A couple of technical decisions are worth considering besides all this. The first is the heavily clipped master (even on my hi-res Qobuz FLAC), where the drum hits regularly deliver flat tops well over 100 samples wide. However, the moderate amount of low-bass energy within both the drums and the bass means that these periods of clipping remain well-contained perceptually within the drum hits, where the distortion artefacts are then kind of ‘hidden in plain sight’ amongst the groove’s other lo-fi percussion elements. So while I’m sure there are plenty of mastering engineers who’d suck (or maybe even grind!) their teeth about the clipping on principle, I have to say that I think it’s been quite elegantly handled here.
And the other interesting decision is the abrupt edit that ends the song without warning, rather awkwardly just catching the initial ‘snick’ of some new percussion hit. Mind you, I’m not trying to say that this ending should have been smoothly faded, because anything unexpected like this has an inherently ear-catching quality in itself. What’s interesting to me, though, is that there feels like something of a parallel between this ending and the sudden lead-vocal mute at 2:49, where the word “foto” is truncated to just “f-”, again a move that creates surprise by virtue of a sudden halt mid-flow.

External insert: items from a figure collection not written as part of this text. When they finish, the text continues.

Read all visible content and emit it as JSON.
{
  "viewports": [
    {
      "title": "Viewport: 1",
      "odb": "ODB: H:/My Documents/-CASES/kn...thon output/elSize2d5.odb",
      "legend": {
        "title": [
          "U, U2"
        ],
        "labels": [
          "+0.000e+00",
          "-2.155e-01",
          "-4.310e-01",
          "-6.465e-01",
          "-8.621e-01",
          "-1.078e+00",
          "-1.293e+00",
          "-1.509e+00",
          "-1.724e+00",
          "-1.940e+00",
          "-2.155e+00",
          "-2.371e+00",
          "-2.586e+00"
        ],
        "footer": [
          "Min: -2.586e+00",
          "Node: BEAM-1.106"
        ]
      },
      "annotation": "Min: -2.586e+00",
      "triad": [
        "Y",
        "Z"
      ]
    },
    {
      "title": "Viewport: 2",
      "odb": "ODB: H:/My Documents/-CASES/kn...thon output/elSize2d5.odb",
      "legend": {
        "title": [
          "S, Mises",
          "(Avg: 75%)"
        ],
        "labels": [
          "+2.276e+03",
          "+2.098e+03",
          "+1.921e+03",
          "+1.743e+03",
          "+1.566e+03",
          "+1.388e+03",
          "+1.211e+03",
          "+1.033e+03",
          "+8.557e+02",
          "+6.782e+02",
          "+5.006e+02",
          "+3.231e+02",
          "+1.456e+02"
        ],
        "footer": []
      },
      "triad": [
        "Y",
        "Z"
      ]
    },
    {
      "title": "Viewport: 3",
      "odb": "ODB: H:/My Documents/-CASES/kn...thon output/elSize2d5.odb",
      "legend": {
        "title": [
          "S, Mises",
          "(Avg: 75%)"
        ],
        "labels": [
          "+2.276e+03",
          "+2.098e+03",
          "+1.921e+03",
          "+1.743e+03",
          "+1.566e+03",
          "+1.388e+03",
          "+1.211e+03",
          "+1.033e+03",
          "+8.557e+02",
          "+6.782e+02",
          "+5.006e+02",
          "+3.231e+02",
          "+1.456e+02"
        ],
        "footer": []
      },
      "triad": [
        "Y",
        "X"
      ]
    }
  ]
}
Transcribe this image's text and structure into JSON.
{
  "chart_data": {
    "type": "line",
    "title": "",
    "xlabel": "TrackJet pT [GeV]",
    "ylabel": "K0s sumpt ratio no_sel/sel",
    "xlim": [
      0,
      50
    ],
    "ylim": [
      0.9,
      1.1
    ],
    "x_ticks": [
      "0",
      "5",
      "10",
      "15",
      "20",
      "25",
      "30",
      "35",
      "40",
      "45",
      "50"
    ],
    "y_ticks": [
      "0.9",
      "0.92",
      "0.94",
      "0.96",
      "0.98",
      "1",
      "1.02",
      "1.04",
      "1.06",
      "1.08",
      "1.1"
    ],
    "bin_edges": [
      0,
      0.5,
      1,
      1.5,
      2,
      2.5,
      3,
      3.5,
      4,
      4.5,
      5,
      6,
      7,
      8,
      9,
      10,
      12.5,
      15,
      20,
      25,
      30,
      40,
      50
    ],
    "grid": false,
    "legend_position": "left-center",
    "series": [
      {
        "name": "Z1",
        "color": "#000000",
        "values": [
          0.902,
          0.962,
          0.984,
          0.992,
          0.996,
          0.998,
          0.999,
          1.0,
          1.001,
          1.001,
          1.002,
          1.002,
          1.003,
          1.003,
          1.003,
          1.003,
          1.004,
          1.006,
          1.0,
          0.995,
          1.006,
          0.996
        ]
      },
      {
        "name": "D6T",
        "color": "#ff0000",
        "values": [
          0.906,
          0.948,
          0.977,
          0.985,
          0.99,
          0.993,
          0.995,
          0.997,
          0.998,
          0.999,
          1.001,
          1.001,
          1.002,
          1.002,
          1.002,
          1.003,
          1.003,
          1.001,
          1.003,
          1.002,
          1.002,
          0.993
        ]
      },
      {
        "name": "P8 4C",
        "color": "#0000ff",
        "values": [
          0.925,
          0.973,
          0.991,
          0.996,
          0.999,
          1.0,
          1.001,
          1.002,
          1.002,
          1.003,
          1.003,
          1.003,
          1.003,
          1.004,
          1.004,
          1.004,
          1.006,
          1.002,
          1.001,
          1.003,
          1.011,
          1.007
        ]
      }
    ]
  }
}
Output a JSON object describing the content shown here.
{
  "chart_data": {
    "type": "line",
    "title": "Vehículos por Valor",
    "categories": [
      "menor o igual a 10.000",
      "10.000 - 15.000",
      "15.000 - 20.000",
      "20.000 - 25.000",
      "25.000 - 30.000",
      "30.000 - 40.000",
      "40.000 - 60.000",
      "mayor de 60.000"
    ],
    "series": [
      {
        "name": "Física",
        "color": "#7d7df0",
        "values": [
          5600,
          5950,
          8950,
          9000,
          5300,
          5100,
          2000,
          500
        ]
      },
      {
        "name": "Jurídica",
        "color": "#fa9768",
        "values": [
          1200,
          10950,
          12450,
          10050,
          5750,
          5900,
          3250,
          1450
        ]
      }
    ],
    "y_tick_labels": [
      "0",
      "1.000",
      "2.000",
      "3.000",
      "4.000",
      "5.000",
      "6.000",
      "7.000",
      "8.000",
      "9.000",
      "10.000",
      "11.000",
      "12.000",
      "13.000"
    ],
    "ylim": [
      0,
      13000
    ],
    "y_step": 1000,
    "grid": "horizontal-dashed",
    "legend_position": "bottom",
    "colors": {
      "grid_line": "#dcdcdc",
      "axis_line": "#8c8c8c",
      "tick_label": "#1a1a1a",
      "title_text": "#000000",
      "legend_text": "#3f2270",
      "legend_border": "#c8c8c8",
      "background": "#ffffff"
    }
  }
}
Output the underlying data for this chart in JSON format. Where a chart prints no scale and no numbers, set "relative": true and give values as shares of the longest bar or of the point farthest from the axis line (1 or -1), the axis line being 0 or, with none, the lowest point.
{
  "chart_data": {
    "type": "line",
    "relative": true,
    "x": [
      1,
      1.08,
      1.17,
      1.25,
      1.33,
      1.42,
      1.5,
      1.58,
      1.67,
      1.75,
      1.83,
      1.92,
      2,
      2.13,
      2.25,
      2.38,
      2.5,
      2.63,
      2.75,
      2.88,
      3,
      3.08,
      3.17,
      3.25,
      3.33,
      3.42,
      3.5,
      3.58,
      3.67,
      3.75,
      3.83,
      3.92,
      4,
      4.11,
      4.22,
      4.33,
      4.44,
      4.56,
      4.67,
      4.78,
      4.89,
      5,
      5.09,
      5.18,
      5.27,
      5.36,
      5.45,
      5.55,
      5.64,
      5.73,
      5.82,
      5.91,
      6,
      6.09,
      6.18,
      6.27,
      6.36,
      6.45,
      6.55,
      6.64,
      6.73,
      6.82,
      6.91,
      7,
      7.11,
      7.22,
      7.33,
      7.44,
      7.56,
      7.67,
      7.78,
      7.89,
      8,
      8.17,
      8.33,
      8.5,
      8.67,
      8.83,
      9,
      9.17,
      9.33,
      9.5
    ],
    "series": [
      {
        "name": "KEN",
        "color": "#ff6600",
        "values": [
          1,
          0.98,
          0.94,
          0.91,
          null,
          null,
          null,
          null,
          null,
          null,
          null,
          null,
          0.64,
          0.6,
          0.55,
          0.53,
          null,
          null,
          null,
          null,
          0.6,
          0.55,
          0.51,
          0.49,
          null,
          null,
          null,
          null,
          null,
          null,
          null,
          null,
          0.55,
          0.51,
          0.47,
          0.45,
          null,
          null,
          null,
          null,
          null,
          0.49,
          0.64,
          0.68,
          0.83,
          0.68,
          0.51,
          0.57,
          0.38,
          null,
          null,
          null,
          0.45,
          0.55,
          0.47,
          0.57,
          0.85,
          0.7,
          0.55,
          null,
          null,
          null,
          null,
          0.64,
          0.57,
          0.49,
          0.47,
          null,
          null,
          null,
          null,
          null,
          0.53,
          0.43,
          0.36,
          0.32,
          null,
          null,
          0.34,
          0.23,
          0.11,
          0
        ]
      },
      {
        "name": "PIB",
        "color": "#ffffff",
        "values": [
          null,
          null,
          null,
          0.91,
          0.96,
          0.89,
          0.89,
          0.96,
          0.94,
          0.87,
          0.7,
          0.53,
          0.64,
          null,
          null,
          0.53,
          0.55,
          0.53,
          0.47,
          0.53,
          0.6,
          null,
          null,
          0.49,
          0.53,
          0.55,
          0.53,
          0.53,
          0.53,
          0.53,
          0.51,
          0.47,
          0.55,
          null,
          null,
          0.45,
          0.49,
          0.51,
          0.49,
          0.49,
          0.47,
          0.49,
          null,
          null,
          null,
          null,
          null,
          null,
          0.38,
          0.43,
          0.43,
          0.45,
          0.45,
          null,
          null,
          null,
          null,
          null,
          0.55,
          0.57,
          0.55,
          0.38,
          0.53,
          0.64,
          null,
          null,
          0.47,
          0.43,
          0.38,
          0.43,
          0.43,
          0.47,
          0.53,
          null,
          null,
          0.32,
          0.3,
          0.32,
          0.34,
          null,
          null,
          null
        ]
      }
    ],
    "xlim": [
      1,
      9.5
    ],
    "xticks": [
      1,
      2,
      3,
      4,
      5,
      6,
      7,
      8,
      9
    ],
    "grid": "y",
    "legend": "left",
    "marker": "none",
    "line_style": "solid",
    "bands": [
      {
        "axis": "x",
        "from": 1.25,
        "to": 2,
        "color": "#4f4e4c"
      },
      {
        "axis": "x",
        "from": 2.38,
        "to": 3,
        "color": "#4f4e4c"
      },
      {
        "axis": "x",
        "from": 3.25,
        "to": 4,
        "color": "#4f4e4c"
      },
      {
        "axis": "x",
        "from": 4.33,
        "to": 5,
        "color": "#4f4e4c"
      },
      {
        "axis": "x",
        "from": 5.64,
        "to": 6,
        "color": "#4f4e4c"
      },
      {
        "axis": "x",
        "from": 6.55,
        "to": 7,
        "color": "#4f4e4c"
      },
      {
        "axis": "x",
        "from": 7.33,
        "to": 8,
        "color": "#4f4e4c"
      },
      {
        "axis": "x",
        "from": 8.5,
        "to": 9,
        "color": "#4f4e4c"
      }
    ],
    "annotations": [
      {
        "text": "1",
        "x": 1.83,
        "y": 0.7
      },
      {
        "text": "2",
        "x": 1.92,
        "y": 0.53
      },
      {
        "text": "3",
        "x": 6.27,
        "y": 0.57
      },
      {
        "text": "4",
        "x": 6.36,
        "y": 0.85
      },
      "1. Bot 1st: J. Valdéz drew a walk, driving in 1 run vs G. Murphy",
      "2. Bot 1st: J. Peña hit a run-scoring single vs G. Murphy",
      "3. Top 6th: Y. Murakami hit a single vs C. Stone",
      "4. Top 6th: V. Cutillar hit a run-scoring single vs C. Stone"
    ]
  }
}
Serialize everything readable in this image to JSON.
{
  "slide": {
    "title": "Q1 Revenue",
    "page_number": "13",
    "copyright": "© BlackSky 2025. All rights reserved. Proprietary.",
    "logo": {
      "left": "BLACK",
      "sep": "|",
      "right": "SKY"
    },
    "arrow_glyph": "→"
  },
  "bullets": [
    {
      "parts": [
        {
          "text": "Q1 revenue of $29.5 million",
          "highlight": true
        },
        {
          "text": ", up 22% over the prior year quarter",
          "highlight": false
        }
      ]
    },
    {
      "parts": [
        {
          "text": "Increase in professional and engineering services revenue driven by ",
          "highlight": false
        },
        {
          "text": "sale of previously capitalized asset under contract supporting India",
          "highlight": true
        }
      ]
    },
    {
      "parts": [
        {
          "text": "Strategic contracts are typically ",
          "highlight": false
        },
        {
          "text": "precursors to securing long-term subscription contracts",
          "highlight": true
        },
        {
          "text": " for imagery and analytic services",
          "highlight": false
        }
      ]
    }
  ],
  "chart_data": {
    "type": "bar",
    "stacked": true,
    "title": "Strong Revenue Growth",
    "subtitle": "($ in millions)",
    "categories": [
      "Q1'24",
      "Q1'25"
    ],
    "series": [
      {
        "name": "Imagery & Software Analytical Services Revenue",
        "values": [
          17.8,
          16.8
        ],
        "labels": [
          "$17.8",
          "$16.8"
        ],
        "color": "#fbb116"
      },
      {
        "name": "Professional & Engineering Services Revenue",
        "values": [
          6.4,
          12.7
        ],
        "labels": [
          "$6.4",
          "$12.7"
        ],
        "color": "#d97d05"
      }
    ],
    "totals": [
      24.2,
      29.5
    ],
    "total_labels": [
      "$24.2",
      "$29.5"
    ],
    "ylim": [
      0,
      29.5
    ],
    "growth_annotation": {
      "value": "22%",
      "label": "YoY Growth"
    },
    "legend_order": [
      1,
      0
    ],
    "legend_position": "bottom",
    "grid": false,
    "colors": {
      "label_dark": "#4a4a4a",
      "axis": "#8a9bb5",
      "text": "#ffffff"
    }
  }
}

Oh, and one final little thing to flag about the lead vocal track: the vocal plosive ‘pop’ on “por” at 2:12. In practice, most unwanted plosives can be tamed with careful region-specific high-pass filtering, since they’re typically just a huge low-frequency level spike. If you don’t do this early enough in the processing chain, though, there’s a danger that the powerful low frequencies will trigger distortion in your pre-filter processing (or by overloading the recording media itself), and that this distortion will then remain audible despite subsequent high-pass filtering. And I wonder whether that might be what’s happened in this case, where you can clearly hear the syllable popping, even though there’s no low-frequency spike to speak of. To be fair, though, some strong plosive wind-blasts can also generate significant turbulence noise in addition to their low-frequency components, so that might also be what we’re hearing here.